Ueli Maurer ha garantito che la Confederazione ha i mezzi per stanziare 42 miliardi per aiutare l'economia a far fronte alla crisi del coronavirus KEYSTONE/PETER KLAUNZER sda-ats
Questo contenuto è stato pubblicato il 20 marzo 2020 - 16:26
(Keystone-ATS)

La Confederazione ha i mezzi per liberare i 42 miliardi di franchi decisi dal Governo per preservare l'occupazione, garantire gli stipendi e sostenere i lavoratori indipendenti di fronte al coronavirus.

I conti hanno chiuso con un'eccedenza. Lo ha assicurato oggi a Berna il ministro delle finanze Ueli Maurer nella conferenza stampa odierna del Governo.

La piazza finanziaria svizzera è stabile grazie alla strategia "too big to fail". I soldi messi a disposizione devono evitare all'economia di cadere in una spirale negativa, dalla quale non potrebbe più uscire, ha aggiunto il consigliere federale.

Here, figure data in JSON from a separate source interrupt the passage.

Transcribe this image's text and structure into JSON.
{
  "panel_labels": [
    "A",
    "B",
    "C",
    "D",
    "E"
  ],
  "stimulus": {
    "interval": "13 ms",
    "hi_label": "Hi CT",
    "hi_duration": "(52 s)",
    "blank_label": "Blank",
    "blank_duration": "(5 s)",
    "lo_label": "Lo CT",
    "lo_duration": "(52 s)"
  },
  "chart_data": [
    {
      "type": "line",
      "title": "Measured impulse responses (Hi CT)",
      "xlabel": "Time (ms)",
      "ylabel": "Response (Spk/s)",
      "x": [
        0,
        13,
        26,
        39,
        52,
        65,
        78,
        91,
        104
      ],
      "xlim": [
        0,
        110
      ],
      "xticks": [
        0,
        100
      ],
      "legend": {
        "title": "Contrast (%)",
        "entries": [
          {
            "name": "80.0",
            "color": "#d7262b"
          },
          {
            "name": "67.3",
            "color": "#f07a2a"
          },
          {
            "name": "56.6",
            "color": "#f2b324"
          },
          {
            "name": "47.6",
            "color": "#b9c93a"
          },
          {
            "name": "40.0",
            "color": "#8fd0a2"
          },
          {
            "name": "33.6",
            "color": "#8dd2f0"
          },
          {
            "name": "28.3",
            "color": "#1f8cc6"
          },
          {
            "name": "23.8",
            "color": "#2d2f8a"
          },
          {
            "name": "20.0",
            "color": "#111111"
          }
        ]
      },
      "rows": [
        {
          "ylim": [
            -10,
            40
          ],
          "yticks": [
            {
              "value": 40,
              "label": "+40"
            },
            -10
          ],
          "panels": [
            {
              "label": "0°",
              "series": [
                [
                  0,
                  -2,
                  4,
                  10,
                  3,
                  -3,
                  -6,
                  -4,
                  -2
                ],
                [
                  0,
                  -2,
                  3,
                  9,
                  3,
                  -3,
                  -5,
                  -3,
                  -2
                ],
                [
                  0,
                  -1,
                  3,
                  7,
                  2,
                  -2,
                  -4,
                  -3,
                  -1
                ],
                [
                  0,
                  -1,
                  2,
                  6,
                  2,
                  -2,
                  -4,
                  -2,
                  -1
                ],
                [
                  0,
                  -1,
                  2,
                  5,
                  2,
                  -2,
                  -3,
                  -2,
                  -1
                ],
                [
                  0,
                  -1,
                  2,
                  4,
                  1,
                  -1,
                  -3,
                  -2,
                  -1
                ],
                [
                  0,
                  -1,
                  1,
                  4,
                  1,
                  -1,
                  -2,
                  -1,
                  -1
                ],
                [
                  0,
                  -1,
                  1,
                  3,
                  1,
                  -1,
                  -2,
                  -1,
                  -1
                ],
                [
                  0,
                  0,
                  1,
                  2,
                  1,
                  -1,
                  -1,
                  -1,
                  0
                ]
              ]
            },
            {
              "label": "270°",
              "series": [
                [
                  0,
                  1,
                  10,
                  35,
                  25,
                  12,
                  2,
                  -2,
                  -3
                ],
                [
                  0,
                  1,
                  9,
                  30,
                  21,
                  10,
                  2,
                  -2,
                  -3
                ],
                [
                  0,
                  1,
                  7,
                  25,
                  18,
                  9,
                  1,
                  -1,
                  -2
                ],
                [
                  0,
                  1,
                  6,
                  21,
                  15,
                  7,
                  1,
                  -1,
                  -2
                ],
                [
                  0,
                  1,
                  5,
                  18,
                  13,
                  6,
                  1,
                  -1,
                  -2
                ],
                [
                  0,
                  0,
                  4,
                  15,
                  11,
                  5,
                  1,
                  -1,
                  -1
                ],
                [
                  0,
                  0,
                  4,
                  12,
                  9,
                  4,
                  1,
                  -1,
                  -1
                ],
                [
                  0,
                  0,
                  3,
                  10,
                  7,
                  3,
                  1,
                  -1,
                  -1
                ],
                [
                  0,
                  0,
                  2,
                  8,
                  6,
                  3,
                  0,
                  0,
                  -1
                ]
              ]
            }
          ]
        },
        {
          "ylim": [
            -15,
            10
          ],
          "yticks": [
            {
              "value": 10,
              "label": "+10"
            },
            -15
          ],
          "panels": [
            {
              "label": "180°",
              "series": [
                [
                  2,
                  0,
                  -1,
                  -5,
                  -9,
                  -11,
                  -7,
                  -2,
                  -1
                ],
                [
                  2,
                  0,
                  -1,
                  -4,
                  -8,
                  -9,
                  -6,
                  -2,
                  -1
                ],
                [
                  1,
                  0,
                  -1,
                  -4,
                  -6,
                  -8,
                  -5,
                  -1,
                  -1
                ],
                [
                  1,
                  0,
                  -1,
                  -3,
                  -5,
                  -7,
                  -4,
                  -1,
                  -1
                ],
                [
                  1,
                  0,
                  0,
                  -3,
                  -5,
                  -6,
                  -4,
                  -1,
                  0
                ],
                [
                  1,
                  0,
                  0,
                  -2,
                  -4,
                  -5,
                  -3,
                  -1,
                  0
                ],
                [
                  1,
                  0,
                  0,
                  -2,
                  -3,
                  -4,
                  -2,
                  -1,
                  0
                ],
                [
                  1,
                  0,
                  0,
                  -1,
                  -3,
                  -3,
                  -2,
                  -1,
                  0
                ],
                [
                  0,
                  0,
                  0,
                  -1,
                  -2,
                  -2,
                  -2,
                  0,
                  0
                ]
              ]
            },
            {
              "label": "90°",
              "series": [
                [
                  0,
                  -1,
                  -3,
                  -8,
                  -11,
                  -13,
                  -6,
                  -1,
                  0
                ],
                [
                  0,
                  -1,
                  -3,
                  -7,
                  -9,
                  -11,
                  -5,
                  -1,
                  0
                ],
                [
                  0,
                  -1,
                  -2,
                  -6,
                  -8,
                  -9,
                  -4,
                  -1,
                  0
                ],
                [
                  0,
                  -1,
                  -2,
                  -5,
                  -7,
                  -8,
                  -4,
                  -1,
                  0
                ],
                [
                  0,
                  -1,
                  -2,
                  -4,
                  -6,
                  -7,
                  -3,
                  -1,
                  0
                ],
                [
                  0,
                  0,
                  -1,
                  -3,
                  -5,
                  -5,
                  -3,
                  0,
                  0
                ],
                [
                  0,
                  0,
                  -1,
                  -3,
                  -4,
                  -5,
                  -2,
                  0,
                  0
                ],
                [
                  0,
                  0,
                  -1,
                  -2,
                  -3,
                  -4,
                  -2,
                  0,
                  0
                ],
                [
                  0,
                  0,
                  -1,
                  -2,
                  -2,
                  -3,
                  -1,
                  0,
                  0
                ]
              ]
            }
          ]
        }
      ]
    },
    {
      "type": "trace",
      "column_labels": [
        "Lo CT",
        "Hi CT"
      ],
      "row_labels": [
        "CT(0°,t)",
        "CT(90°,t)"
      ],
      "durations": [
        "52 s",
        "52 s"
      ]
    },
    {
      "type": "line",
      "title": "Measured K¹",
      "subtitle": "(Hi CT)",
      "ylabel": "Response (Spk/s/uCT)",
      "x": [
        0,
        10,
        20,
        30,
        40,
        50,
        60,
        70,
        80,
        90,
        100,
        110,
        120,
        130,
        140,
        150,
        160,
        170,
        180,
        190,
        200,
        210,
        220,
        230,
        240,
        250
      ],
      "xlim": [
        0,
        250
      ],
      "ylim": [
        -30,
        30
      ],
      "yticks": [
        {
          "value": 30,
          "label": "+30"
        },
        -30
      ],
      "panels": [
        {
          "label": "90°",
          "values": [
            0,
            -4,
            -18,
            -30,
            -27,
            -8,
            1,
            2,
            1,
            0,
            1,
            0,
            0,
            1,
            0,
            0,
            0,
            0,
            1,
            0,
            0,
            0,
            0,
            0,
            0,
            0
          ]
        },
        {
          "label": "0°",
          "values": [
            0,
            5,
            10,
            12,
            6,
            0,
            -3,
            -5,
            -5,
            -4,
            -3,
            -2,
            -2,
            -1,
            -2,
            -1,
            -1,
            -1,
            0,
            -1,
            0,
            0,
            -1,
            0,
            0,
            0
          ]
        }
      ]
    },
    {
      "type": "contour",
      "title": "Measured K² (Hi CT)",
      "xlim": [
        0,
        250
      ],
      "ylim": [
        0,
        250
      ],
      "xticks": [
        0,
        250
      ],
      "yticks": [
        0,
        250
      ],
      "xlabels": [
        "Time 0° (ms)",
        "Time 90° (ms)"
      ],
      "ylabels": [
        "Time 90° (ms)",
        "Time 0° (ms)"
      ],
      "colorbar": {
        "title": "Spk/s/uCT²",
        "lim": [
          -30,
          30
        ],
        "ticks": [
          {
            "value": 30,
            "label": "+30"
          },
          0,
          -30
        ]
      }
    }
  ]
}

Decine di migliaia di imprese chiederanno un sostegno alla Confederazione nelle prossime ore o nei prossimi giorni. Le aziende confrontate con problemi di liquidità potranno rivolgersi direttamente presso la loro banca. Quest'ultima potrà immediatamente autorizzare un credito fino a 500'000 franchi. La Confederazione si rende garante. Nessuna verifica sarà necessaria da parte della banca, ha precisato Maurer.

Per i crediti di oltre 500'000 franchi, la garanzia è assicurata per una quota del 15% dalla banca e dell'85% dalla Confederazione. Gli istituti di credito sono d'accordo, ha assicurato ancora il ministro delle finanze, aggiungendo che gli interessi saranno molto bassi.

L'ordinanza in merito deve essere ancora approvata. Verrà pubblicata mercoledì prossimo, quando si riunirà ancora il Consiglio federale. A questo proposito il portavoce del Governo André Simonazzi ha spiegato che d'ora in poi il Governo si riunirà due volte la settimana, il mercoledì e il venerdì.